Business Policy Ch. 8 Flashcards
Reasons for Low success rate of strategies
- ) Failure to segment Markets appropriately
- ) Paying too much for a new acquisition
- ) Falling behind competition in R&D
- ) Not recognizing the benefit of computers in managing information
Successful Strategy implementation requires the ability to
- ) Market goods and services well
- ) Raise needed working capital
- ) Produce Technologically sound goods
- ) deploy sound information systems
Market Segmentation
subdividing a market into distinct subsets of customers according to needs and buying habits.
Market Segmentation is key to
market development, product-development, market penetration, and diversification strategies
Market Segmentation allows firms to
operate with limited resources because mass production, mass distribution, and mass advertising are not required
Market Segmentation directly affects
marketing mix variables
- product
- place
- promotion
- price
Markets can be segmented based upon
geographic
demographic
psychographic
behavioral.
Product Positioning
developing schematic representations that reflect how products or services compare to competitors’ on dimensions most important to success in the industry.
Product Positioning Steps
- ) Select key criteria that effectively differentiate products or services in the industry.
- ) Diagram a two-dimensional product-positioning map with specified criteria on each axis.
- ) Plot major competitors’ products or services in the resultant four-quadrant matrix.
- ) Identify areas in the positioning map where the company’s products or services could be most competitive in the given target market. Look for vacant areas (niches).
- ) Develop a marketing plan to position the company’s products or services appropriately.
Financial Budget
a document that details how funds will be obtained and spent for a specified period of time
Three ways to evaluate the worth of a business
- ) What a firm owns (net worth or stockholders’ equity)
- ) What a firm earns (five times annual profit)
- ) What the firm will bring in the market
What a firm owns (net worth or stockholders’ equity)

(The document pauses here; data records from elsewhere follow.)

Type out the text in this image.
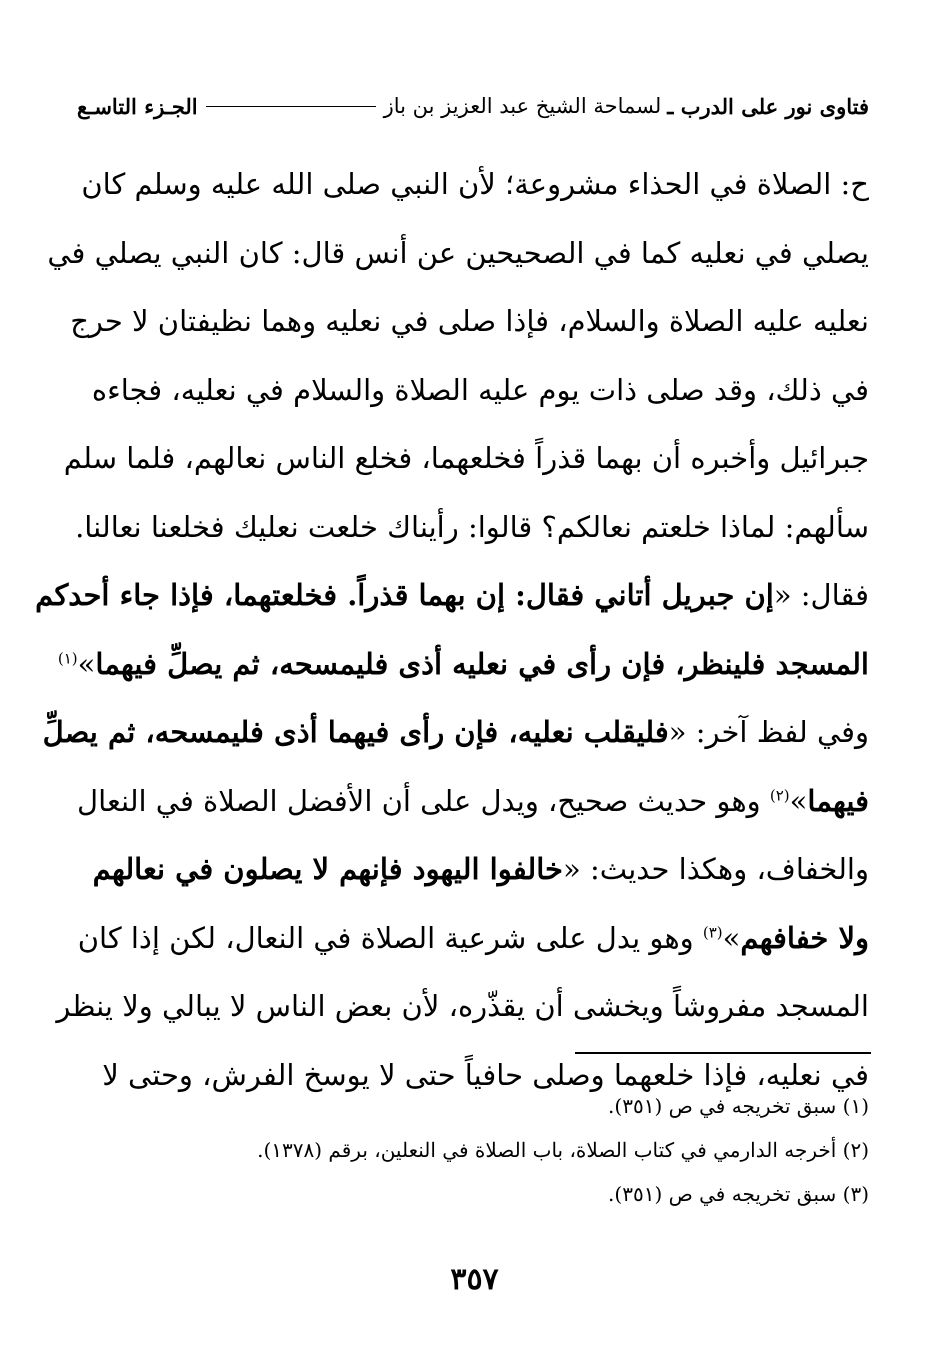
فتاوى نور على الدرب ـ
لسماحة الشيخ عبد العزيز بن باز
الجـزء التاسـع
ح: الصلاة في الحذاء مشروعة؛ لأن النبي صلى الله عليه وسلم كان
يصلي في نعليه كما في الصحيحين عن أنس قال: كان النبي يصلي في
نعليه عليه الصلاة والسلام، فإذا صلى في نعليه وهما نظيفتان لا حرج
في ذلك، وقد صلى ذات يوم عليه الصلاة والسلام في نعليه، فجاءه
جبرائيل وأخبره أن بهما قذراً فخلعهما، فخلع الناس نعالهم، فلما سلم
سألهم: لماذا خلعتم نعالكم؟ قالوا: رأيناك خلعت نعليك فخلعنا نعالنا.
فقال: «إن جبريل أتاني فقال: إن بهما قذراً. فخلعتهما، فإذا جاء أحدكم
المسجد فلينظر، فإن رأى في نعليه أذى فليمسحه، ثم يصلِّ فيهما»$^{(١)}$
وفي لفظ آخر: «فليقلب نعليه، فإن رأى فيهما أذى فليمسحه، ثم يصلِّ
فيهما»$^{(٢)}$ وهو حديث صحيح، ويدل على أن الأفضل الصلاة في النعال
والخفاف، وهكذا حديث: «خالفوا اليهود فإنهم لا يصلون في نعالهم
ولا خفافهم»$^{(٣)}$ وهو يدل على شرعية الصلاة في النعال، لكن إذا كان
المسجد مفروشاً ويخشى أن يقذّره، لأن بعض الناس لا يبالي ولا ينظر
في نعليه، فإذا خلعهما وصلى حافياً حتى لا يوسخ الفرش، وحتى لا
(١) سبق تخريجه في ص (٣٥١).
(٢) أخرجه الدارمي في كتاب الصلاة، باب الصلاة في النعلين، برقم (١٣٧٨).
(٣) سبق تخريجه في ص (٣٥١).
٣٥٧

Net worth = the sum of common stock, additional paid-in capital, and retained earnings (a.k.a. shareholders’ equity).
After calculating the net worth, add or subtract an appropriate amount for goodwill (intangibles) and overvalued or undervalued assets.

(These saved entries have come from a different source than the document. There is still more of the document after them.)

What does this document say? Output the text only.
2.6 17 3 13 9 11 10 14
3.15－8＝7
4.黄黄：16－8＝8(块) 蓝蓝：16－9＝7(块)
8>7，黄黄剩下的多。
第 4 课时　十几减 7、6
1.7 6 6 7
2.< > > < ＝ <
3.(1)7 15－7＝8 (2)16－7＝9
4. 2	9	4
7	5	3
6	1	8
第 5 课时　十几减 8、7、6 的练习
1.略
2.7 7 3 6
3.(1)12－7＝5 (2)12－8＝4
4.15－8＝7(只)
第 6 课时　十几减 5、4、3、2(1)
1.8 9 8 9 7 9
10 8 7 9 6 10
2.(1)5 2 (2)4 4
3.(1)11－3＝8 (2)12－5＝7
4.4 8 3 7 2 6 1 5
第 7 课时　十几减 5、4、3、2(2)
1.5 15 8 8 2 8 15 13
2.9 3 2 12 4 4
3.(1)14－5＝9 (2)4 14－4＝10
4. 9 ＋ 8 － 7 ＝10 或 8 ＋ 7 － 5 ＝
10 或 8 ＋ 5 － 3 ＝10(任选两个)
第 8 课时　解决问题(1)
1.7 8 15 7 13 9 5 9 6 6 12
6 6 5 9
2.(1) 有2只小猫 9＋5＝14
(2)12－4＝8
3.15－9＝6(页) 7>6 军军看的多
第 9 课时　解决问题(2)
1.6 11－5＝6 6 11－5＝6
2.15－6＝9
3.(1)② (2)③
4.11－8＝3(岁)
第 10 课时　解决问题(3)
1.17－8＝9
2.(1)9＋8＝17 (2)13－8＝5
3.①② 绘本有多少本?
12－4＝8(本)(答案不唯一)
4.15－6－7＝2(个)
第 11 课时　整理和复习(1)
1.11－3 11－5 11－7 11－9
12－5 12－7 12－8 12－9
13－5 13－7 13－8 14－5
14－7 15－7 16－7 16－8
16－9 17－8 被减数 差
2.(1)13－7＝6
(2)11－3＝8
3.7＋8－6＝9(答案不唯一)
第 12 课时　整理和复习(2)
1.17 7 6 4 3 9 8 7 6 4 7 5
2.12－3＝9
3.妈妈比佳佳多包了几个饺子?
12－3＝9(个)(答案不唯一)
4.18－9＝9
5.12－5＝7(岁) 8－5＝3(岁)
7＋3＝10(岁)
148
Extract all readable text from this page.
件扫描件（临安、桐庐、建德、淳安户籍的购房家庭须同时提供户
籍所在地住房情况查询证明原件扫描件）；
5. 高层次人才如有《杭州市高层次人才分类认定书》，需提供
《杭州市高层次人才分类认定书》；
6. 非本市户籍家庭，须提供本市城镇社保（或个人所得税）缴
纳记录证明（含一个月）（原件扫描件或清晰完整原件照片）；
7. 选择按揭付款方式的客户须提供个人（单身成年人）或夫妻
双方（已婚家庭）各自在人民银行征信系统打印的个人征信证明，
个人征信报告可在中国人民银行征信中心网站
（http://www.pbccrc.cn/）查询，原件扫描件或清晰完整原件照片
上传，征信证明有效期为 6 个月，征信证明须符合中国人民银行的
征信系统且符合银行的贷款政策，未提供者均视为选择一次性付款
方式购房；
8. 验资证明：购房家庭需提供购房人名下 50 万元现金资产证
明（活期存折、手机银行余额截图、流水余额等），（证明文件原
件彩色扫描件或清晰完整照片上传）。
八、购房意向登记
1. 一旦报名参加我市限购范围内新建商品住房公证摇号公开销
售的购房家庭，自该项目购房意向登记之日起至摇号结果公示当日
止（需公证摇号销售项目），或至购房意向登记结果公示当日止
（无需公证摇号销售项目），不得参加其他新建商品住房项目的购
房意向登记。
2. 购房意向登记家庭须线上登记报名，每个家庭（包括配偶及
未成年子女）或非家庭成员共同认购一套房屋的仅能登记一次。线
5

What a firm earns (five times annual profit)
The worth of any business should be based largely on the future benefits its owners may derive through net profits.
A conservative rule of thumb is to establish a business’s worth as five times the firm’s current annual profit.
What the firm will bring in the market
First, base the firm’s worth on the selling price of a similar company.
Second, use the price-earnings ratio method.
Divide the market price of the firm’s common stock by the annual earnings per share and multiply this number by the firm’s average net income for the past five years
Going public means
selling off a percentage of the company to others in order to raise capital. Going public dilutes the owners’ control of the firm.